Figure 6-8. Pulmonary sequestration.

Images from two different patients are shown. Patient 1 (A–D) is a 55-day-old infant with a prenatal diagnosis of CPAM who had a chest CT scan, which showed a 2.6 x 1.5 x 1.5 cm pulmonary opacity in the medial right lower lobe (A, arrowhead) containing air bronchograms and central lucency. A systemic feeding artery to the pulmonary lesion (A, arrow) was present, consistent with PS. The feeding vessel was ~2 mm in diameter, originating from the anterior aspect of the descending thoracic aorta approximately 3 cm cephalad to the diaphragmatic hiatus to the aorta and coursing posterior to the esophagus to end in the pulmonary lesion. A right lower lobe wedge resection was performed. A vessel unpaired with an airway (B, arrow) was present on the opposite side of the specimen as the normal bronchovascular bundle entering the lung wedge. Histologic examination confirmed the diagnosis of ILS with the isolated feeding vessel consisting of a large elastic artery unpaired with an airway structure (C, bv = blood vessel) that was distinct from the paired bronchus and blood vessel entering the opposite side of the lung wedge (D, br = bronchus, bv = blood vessel).

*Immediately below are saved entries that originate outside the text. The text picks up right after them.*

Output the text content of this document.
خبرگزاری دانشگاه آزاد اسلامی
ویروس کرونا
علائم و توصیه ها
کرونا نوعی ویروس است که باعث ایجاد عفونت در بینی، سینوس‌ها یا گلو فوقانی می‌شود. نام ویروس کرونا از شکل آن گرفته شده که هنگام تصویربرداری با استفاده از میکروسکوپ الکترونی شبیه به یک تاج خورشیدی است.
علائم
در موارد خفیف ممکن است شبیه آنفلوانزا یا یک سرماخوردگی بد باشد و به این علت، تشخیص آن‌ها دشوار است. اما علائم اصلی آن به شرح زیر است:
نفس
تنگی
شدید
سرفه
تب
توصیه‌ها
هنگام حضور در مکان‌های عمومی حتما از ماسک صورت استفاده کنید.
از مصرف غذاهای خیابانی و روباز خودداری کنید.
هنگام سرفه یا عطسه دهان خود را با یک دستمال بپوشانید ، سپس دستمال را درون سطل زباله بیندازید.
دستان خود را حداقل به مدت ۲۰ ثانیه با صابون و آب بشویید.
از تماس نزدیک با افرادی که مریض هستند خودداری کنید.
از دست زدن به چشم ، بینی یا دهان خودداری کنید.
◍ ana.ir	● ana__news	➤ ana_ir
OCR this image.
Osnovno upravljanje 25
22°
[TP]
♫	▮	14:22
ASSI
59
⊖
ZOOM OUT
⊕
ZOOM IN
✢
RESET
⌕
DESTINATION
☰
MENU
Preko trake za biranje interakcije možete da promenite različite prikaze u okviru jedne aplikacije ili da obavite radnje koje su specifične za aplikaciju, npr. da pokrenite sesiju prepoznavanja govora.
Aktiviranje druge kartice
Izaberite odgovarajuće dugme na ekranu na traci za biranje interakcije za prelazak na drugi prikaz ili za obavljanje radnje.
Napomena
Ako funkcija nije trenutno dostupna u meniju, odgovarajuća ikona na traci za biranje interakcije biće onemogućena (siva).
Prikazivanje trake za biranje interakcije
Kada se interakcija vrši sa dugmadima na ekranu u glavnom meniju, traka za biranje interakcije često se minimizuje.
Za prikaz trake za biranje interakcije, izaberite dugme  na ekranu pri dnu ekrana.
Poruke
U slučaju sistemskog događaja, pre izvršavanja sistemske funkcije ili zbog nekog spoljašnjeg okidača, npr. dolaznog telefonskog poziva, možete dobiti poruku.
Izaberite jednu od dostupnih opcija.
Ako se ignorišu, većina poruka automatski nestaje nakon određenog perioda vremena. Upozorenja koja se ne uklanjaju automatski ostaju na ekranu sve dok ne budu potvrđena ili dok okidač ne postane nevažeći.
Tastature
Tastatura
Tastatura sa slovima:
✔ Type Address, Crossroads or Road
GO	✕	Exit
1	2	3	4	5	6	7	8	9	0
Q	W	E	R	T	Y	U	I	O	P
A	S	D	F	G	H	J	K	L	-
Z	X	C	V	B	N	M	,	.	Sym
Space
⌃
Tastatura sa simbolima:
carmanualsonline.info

Patient 2 (E–H) is a 3-month-old boy who was found to have a left lower lobe lesion (E, arrowhead) with a large systemic feeder vessel originating from the thoracic aorta (E, arrow), consistent with PS. A left lower lobe lobectomy was performed revealing a feeder vessel entering the specimen ~2 cm from the hilar structures. The lobe was comprised of numerous cysts (F, arrowheads) surrounded by a rim of more normal appearing parenchyma (F, nl = normal), consistent with ILS. The cystic structures were lined by ciliated columnar epithelium (G, arrow) resembling the epithelium (H, arrow) lining normal bronchioles (H, br = bronchiole), characteristic of CPAM, type 2. The dilated airways within the lesion contained acute and chronic inflammatory cells including macrophages and neutrophils admixed with amorphous mucinous material (G, top right), indicative of involvement by an inflammatory/infectious process. Original magnifications: 4x (C, D, F), 100x (G, H).